Скажи, я могу называть себя будущей тетей, пусть без церковного благословения, пусть наши с тобой встречи были так мимолетны? Нас объединяет нечто более глубокое: воспоминания о столь любимом нами обеими человеке…
Марта Гринвуд ничего не говорила относительно пропавшего супруга и будущего отца, оставив мысли при себе. Она знала, ее пророчество Кассандры сбылось, но не находила в этом удовлетворения – лишь сочувствие и вновь растущую симпатию к рожденному ею человеку, который всегда был таким чужим, а теперь сам ждал ребенка.
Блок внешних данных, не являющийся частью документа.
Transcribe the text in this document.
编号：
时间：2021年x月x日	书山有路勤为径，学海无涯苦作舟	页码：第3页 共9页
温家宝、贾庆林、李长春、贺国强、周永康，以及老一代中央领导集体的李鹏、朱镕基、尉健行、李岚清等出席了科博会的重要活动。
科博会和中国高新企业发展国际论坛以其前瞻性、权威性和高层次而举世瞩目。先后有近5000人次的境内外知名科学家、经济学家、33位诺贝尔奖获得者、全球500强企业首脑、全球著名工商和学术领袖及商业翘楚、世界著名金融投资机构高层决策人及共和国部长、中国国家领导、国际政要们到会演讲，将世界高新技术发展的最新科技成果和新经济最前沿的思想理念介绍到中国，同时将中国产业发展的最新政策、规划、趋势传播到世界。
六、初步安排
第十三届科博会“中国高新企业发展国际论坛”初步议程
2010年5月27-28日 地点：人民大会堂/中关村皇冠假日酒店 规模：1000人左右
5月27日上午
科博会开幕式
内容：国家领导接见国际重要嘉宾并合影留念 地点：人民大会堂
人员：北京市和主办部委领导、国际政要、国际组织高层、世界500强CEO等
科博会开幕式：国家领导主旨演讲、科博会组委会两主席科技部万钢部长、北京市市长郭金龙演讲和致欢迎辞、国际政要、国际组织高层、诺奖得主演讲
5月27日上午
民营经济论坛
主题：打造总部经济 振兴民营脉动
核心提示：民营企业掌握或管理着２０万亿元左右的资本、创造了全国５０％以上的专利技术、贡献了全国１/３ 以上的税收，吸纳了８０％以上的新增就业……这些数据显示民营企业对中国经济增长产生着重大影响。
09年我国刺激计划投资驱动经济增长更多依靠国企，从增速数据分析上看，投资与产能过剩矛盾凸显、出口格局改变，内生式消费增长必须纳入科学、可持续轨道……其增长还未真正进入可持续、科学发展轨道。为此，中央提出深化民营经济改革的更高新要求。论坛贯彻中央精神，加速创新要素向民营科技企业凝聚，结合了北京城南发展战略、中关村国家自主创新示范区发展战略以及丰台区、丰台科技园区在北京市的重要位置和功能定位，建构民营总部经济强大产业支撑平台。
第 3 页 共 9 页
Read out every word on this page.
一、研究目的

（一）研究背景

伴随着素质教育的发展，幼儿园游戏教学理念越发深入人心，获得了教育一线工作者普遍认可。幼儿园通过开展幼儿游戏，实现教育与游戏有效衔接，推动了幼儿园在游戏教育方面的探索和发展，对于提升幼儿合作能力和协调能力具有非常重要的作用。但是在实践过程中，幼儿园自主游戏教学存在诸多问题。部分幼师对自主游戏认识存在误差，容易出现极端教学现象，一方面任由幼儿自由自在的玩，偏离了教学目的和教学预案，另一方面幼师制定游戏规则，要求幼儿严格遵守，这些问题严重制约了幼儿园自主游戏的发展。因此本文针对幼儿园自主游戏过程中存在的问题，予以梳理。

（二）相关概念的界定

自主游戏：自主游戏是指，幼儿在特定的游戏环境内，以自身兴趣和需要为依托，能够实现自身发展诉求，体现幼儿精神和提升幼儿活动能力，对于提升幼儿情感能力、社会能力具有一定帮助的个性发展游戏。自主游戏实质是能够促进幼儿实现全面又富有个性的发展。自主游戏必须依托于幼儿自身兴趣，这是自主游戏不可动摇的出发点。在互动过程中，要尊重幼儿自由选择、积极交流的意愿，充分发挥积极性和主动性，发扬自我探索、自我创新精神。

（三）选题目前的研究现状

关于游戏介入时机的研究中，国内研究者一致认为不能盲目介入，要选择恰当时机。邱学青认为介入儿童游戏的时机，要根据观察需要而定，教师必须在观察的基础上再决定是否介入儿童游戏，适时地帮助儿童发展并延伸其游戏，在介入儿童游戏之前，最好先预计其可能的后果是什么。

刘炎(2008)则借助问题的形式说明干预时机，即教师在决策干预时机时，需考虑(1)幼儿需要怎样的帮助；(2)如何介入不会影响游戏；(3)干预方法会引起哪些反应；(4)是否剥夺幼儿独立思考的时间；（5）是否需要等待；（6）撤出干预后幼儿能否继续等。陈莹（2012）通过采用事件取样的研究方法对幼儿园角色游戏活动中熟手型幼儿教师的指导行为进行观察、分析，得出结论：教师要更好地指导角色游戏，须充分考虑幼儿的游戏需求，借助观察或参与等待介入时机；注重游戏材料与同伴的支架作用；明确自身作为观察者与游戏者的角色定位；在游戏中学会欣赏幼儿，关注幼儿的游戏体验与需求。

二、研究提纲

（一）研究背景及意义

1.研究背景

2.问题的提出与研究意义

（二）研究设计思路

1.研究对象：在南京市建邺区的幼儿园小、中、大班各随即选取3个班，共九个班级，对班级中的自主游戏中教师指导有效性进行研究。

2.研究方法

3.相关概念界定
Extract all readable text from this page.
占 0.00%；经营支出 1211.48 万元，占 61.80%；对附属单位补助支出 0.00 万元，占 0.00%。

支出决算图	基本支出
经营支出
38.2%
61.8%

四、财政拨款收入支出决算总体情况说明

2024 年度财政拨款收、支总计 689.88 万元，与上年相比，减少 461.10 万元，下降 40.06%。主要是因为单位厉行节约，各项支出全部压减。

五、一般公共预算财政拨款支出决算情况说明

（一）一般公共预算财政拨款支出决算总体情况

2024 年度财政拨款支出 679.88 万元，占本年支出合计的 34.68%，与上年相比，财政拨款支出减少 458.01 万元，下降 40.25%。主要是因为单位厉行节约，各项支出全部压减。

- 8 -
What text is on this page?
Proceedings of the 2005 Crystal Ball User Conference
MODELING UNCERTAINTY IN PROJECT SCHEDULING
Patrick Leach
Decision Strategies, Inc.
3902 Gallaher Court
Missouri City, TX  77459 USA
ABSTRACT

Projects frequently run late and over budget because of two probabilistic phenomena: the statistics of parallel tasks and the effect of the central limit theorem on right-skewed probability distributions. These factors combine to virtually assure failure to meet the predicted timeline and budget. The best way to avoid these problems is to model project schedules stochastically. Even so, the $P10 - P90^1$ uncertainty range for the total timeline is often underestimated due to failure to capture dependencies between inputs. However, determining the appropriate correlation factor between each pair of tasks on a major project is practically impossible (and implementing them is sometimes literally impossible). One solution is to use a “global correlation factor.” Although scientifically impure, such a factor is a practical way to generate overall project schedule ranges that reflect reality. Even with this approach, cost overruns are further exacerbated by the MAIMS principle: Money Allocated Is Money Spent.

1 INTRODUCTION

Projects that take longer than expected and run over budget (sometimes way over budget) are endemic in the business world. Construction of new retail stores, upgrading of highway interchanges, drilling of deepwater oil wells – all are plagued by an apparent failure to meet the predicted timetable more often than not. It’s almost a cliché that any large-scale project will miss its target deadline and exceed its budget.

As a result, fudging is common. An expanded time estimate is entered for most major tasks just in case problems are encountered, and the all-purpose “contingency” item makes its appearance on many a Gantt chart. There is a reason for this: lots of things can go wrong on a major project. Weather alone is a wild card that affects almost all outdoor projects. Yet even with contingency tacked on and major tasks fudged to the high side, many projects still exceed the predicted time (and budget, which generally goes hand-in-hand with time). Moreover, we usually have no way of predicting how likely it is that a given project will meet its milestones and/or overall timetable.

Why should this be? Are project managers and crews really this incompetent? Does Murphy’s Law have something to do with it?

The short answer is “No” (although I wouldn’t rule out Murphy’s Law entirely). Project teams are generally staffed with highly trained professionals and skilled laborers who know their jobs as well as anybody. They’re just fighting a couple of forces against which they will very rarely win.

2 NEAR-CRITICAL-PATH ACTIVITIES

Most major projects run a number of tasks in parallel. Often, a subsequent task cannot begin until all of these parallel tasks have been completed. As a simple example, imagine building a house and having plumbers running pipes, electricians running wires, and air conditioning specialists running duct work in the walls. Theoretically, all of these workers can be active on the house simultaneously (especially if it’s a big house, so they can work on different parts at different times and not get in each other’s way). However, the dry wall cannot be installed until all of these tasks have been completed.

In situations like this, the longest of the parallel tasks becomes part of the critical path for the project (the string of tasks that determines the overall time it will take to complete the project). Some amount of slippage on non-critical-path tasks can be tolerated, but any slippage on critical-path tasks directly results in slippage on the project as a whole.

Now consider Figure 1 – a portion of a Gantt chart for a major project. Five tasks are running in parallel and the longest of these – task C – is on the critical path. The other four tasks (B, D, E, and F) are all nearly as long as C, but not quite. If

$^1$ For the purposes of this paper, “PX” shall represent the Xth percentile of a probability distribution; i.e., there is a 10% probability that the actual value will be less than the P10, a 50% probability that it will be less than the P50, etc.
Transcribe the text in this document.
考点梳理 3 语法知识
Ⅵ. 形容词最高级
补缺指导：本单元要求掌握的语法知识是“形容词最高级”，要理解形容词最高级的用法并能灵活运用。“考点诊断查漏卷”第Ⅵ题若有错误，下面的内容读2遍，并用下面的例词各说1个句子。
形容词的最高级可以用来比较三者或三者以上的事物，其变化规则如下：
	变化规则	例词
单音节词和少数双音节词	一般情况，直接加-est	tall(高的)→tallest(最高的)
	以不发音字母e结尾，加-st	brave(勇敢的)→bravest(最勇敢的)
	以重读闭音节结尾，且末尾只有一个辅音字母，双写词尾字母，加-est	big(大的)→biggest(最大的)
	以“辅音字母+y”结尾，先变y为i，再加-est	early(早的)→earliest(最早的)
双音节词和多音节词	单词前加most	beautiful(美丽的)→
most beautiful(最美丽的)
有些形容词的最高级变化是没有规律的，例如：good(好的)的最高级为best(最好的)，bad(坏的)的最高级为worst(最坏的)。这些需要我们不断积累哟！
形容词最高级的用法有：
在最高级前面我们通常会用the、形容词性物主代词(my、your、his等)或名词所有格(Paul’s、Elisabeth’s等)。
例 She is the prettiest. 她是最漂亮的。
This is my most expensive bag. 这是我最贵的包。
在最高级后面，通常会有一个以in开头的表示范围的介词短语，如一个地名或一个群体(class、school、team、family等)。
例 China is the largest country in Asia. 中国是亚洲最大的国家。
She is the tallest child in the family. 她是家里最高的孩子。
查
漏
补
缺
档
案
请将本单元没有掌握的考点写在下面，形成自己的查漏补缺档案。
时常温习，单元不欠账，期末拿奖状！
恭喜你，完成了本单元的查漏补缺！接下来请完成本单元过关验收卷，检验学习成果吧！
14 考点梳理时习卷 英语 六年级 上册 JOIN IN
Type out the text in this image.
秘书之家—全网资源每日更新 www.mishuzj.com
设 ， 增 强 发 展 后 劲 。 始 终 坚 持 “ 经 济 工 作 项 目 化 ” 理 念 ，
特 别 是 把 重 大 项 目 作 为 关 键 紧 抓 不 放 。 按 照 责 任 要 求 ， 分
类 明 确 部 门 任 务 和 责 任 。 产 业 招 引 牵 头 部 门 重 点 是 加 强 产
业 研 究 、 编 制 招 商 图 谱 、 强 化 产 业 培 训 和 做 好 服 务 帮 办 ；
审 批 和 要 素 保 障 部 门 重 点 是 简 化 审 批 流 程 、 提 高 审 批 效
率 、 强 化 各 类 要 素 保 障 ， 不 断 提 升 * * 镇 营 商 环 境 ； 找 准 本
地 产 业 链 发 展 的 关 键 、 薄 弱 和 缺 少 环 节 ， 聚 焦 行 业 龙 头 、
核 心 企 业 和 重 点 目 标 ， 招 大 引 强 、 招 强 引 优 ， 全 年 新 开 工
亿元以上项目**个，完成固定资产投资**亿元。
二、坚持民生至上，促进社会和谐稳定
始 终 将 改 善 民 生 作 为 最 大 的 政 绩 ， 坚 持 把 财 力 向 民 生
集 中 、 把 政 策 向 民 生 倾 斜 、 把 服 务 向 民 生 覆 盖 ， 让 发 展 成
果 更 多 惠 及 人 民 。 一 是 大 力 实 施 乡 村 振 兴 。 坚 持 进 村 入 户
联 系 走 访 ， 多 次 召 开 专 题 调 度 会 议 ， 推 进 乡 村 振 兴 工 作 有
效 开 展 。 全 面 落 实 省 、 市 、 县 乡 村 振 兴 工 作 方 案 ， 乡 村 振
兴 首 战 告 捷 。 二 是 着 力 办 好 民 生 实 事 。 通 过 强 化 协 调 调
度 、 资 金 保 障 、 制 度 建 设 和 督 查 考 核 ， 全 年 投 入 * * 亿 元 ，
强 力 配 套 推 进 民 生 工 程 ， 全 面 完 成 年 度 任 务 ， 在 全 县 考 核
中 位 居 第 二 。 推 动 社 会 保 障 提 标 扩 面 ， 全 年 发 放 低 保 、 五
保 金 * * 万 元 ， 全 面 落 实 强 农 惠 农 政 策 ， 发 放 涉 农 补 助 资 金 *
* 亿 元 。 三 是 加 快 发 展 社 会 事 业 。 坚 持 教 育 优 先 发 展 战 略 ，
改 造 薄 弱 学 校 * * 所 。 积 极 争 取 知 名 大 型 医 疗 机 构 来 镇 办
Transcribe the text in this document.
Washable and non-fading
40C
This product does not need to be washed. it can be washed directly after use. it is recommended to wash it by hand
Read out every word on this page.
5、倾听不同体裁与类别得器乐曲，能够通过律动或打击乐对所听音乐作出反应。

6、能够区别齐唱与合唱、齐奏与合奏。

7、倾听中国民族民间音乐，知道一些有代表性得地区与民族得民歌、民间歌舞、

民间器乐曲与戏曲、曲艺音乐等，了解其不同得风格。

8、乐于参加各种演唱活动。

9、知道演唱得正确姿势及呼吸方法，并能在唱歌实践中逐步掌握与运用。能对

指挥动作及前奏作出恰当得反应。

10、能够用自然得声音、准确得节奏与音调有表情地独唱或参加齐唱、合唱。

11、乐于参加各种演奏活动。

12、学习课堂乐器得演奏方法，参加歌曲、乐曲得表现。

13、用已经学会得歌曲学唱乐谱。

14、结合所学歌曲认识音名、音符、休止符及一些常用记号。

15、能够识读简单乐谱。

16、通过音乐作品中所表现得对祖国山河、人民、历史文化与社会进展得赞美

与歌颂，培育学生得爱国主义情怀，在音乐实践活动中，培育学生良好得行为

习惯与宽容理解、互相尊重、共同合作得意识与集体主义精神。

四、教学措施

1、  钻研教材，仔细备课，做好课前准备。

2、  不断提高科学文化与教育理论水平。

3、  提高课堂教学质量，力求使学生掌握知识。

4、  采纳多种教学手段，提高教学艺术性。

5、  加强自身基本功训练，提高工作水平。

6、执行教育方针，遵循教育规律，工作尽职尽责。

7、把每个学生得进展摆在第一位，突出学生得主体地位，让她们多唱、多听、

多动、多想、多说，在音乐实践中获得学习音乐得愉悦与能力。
– Да, давай, продолжай маршировать! – Майя испуганно посмотрела на дверь своей комнаты. Через щель протиснулась голова тети во вдовьем чепце. – Того и гляди, ребенок выскочит наружу!
Майя виновато положила руки на огромный живот, растянувший специально перешитое платье – и это уже сейчас, в феврале!
– И нечего удивляться, твои шаги во всем доме слышно! – продолжила ласково ругаться тетя Элизабет.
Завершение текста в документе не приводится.